SAGA: Surface-Aligned Gaussian Avatar
Ronghan Chen, Yang Cong, Jiayue Liu
TL;DR
This work tackles monocular dynamic human reconstruction by introducing SAGA, a two-stage Surface-Aligned Gaussian Avatar. The method first adheres Gaussians to a coarse SMPL mesh to enforce well-defined geometry and then detaches them to capture fine deformations, aided by Gaussian–Mesh alignment regularization and a Walking-on-Mesh strategy to keep triangle bindings accurate. The approach delivers state-of-the-art novel-view and novel-pose synthesis with fast training (~12 minutes) and real-time rendering (60 FPS), and enables direct high-quality mesh extraction from deformable Gaussians learned from monocular videos. By combining mesh regularization with expressive Gaussians and pose-driven colorization, SAGA achieves superior geometric fidelity and rendering realism in challenging monocular settings, marking a significant advance for practical, photorealistic avatar apps.
Abstract
This paper presents a Surface-Aligned Gaussian representation for creating animatable human avatars from monocular videos,aiming at improving the novel view and pose synthesis performance while ensuring fast training and real-time rendering. Recently,3DGS has emerged as a more efficient and expressive alternative to NeRF, and has been used for creating dynamic human avatars. However,when applied to the severely ill-posed task of monocular dynamic reconstruction, the Gaussians tend to overfit the constantly changing regions such as clothes wrinkles or shadows since these regions cannot provide consistent supervision, resulting in noisy geometry and abrupt deformation that typically fail to generalize under novel views and poses.To address these limitations, we present SAGA,i.e.,Surface-Aligned Gaussian Avatar,which aligns the Gaussians with a mesh to enforce well-defined geometry and consistent deformation, thereby improving generalization under novel views and poses.

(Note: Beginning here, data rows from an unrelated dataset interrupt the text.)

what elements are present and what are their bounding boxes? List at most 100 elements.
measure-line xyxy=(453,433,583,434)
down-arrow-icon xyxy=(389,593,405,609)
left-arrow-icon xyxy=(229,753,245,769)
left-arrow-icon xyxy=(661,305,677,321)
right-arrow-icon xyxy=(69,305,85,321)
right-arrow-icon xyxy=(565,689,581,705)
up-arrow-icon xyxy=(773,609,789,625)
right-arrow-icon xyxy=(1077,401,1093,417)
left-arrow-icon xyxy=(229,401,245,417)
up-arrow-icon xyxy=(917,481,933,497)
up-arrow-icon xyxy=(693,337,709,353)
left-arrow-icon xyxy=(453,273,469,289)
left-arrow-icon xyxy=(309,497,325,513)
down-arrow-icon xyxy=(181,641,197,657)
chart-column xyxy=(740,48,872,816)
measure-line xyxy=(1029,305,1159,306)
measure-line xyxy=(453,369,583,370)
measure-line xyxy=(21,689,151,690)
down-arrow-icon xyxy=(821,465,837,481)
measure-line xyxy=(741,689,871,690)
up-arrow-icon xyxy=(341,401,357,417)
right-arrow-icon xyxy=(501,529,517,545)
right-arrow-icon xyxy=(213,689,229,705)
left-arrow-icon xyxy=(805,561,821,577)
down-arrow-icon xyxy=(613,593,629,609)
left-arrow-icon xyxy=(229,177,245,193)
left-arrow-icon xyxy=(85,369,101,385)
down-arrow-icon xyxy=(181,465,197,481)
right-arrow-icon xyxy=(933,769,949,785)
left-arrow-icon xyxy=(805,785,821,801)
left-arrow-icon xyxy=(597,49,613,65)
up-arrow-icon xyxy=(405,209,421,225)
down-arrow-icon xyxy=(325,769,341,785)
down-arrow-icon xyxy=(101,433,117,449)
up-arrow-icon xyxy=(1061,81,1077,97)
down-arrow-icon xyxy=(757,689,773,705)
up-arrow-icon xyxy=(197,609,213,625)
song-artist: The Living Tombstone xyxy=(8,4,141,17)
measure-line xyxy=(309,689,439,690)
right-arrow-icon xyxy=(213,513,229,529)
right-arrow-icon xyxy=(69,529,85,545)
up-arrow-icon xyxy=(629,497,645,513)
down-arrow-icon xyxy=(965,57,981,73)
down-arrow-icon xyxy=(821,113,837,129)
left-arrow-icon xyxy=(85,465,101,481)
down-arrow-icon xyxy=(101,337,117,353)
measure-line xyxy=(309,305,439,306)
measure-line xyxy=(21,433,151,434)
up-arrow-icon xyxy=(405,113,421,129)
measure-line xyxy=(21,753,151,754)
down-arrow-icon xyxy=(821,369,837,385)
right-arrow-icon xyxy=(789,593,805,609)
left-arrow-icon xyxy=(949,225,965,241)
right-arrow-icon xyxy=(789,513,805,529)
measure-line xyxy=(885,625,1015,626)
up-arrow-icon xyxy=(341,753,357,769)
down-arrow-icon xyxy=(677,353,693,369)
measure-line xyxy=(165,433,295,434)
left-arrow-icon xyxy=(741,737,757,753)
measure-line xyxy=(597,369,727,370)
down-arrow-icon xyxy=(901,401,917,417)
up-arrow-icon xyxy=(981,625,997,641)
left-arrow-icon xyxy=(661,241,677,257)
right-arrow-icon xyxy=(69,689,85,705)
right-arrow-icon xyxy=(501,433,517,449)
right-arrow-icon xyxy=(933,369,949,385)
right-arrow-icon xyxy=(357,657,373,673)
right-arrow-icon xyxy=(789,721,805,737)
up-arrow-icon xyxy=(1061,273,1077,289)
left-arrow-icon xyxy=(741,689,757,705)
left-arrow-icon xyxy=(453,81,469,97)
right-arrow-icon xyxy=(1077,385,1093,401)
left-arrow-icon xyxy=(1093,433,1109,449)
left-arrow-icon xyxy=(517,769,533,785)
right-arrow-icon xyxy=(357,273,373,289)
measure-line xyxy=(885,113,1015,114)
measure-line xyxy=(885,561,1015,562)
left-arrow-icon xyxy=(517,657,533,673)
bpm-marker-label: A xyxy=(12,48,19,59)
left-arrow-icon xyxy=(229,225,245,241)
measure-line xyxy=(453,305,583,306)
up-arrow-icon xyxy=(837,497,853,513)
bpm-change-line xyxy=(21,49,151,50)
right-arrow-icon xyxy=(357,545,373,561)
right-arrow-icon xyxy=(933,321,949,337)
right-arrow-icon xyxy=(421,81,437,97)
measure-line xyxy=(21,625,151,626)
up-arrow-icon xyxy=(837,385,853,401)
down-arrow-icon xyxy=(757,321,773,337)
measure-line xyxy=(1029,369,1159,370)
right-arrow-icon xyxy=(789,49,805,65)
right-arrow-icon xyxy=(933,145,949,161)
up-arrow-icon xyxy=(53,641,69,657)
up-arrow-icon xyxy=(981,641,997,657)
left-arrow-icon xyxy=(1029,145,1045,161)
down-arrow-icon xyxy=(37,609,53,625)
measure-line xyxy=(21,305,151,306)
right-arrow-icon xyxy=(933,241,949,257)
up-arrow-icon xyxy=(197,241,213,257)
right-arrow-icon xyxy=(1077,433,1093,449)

Unlike existing strict alignment methods that suffer from limited expressive power and low realism,SAGA employs a two-stage alignment strategy where the Gaussians are first adhered on while then detached from the mesh, thus facilitating both good geometry and high expressivity. In the Adhered Stage, we improve the flexibility of Adhered-on-Mesh Gaussians by allowing them to flow on the mesh, in contrast to existing methods that rigidly bind Gaussians to fixed location. In the second Detached Stage, we introduce a Gaussian-Mesh Alignment regularization, which allows us to unleash the expressivity by detaching the Gaussians but maintain the geometric alignment by minimizing their location and orientation offsets from the bound triangles. Finally, since the Gaussians may drift outside the bound triangles during optimization, an efficient Walking-on-Mesh strategy is proposed to dynamically update the bound triangles.